29 janeiro 2025

Cláudio Carraly opina

A queda da hegemonia dos Estados Unidos
Cláudio Carraly*  

A hegemonia dos Estados Unidos, consolidada após a Segunda Guerra Mundial e ampliada com o colapso soviético em 1991, está em xeque, como bem observou o historiador Paul Kennedy no livro “Ascensão e Queda das Grandes Potências” de 1987. Impérios entram em declínio quando seus compromissos globais superam sua capacidade econômica. Hoje, em um mundo marcado por uma franca ascensão da China, desdolarização e fragmentação geopolítica, os EUA enfrentam desafios estruturais que apontam para o fim da sua hegemonia.

Para entender o declínio estadunidense, é essencial recorrer a duas perspectivas:  

- Ciclos de hegemonia global: cada ciclo hegemônico, seja espanhol, britânico ou estadunidense, dura cerca de 100 anos e termina quando a potência dominante prioriza a financeirização sobre a produção real. Os EUA seguem esse padrão: em 2023, o setor financeiro representava 20,4% do Produto Interno Bruto (PIB) nacional, contra 12% em 1980.  

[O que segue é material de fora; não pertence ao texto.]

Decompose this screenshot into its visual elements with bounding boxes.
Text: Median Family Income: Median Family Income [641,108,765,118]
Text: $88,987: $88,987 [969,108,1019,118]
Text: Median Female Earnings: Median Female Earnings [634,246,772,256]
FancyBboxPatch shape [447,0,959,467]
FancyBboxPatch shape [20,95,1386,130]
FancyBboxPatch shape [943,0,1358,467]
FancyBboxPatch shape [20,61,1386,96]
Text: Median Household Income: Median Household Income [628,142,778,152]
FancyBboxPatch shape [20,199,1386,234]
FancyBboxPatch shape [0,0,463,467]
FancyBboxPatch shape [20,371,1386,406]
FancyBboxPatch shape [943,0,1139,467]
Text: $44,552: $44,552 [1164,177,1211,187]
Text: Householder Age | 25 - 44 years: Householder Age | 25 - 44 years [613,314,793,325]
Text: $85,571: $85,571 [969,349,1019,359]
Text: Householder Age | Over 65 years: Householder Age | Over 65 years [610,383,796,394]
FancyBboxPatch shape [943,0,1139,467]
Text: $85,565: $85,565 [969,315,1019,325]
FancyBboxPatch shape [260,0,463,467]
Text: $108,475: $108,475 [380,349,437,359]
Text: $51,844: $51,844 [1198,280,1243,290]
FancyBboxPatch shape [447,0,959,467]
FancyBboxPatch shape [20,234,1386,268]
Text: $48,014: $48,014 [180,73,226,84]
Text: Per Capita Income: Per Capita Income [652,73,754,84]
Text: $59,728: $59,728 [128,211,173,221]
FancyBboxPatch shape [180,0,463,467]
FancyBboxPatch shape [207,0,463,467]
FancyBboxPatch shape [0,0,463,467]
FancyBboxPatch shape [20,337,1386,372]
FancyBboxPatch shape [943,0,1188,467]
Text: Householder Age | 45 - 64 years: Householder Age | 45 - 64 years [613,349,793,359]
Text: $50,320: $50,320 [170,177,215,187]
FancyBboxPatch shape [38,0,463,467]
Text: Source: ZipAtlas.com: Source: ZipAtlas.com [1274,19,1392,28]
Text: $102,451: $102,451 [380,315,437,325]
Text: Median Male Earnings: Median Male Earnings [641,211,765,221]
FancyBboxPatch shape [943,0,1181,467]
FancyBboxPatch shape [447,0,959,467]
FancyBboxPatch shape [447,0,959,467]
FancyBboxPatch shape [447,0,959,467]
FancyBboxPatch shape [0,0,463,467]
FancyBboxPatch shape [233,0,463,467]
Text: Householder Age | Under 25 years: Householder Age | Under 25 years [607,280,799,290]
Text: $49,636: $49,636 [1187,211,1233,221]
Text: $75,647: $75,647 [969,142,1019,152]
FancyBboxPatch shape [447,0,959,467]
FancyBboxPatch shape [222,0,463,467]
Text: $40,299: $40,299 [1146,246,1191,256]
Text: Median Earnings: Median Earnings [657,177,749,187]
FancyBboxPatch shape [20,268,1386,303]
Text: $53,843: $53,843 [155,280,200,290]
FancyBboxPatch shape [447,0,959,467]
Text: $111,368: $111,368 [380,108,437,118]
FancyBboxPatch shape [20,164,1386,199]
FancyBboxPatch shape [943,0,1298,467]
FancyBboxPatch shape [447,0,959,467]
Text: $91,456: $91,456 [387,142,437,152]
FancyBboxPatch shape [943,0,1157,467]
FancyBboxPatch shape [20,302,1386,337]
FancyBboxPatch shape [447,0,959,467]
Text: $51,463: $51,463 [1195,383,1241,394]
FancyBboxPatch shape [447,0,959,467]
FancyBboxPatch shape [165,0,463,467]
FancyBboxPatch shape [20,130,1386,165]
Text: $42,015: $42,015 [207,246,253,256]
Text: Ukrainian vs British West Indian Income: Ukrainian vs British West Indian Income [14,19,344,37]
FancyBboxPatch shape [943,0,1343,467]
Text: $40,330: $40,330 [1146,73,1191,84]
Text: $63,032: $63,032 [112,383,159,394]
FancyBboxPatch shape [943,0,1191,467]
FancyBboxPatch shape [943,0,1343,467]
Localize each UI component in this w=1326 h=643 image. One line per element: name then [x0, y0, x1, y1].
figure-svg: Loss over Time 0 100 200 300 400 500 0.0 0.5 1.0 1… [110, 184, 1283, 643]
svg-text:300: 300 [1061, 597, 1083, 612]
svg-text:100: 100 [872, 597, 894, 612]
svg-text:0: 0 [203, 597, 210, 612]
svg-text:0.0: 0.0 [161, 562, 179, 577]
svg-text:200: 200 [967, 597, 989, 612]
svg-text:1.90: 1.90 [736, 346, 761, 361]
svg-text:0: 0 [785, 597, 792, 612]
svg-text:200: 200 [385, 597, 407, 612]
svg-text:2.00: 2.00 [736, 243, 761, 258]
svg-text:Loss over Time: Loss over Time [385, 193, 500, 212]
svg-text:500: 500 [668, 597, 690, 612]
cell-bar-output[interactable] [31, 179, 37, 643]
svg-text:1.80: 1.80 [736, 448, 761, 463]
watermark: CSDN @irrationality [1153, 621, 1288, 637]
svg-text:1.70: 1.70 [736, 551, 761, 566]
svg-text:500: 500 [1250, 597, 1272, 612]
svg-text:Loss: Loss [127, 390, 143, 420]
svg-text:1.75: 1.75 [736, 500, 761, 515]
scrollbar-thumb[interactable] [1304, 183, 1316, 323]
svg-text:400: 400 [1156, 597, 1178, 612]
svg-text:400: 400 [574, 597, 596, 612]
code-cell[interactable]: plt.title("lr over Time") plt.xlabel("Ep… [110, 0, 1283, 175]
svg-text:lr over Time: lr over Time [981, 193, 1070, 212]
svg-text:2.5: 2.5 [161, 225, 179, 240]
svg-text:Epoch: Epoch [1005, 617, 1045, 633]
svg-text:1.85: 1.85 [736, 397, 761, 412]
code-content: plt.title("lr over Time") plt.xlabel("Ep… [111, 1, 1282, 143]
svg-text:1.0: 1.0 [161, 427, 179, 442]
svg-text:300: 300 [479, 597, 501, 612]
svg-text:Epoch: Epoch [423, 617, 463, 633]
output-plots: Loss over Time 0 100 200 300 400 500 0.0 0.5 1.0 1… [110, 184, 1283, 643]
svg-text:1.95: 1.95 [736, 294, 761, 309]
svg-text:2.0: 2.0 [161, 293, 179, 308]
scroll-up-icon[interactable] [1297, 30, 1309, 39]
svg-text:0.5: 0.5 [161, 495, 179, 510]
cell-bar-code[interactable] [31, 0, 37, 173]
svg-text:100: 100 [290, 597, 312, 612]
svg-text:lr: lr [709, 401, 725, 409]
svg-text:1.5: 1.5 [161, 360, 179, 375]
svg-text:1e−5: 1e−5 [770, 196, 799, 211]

- Soft power e imperialismo cultural: A capacidade de moldar preferências globais via cultura e valores estadunidenses está em declínio. O Soft Power 30 Index é um ranking anual que analisa e classifica o desempenho de países em termos de “soft power” — ou seja, a capacidade de influenciar preferências e comportamentos de outros atores no cenário internacional por meio de valores culturais, políticos, diplomacia, educação, entre outros fatores não coercitivos. Esse ranking em 2023 colocava os EUA em 3º lugar, atrás de Alemanha e França, refletindo erosão na credibilidade diplomática e diminuição gradual da sua influência cultural global.  

A economia estadunidense ainda lidera em termos nominais, US$ 26,8 trilhões em 2023, mas sua participação relativa no PIB global caiu de 31% em 2000, para 24% em 2024. Paralelamente, a China, que em 2000 respondia por 3,6% do PIB mundial, hoje alcança 18%, aproximando-se do parâmetro da armadilha de Tucídides — cenário em que uma potência emergente desafia a dominante, como Atenas vs. Esparta.  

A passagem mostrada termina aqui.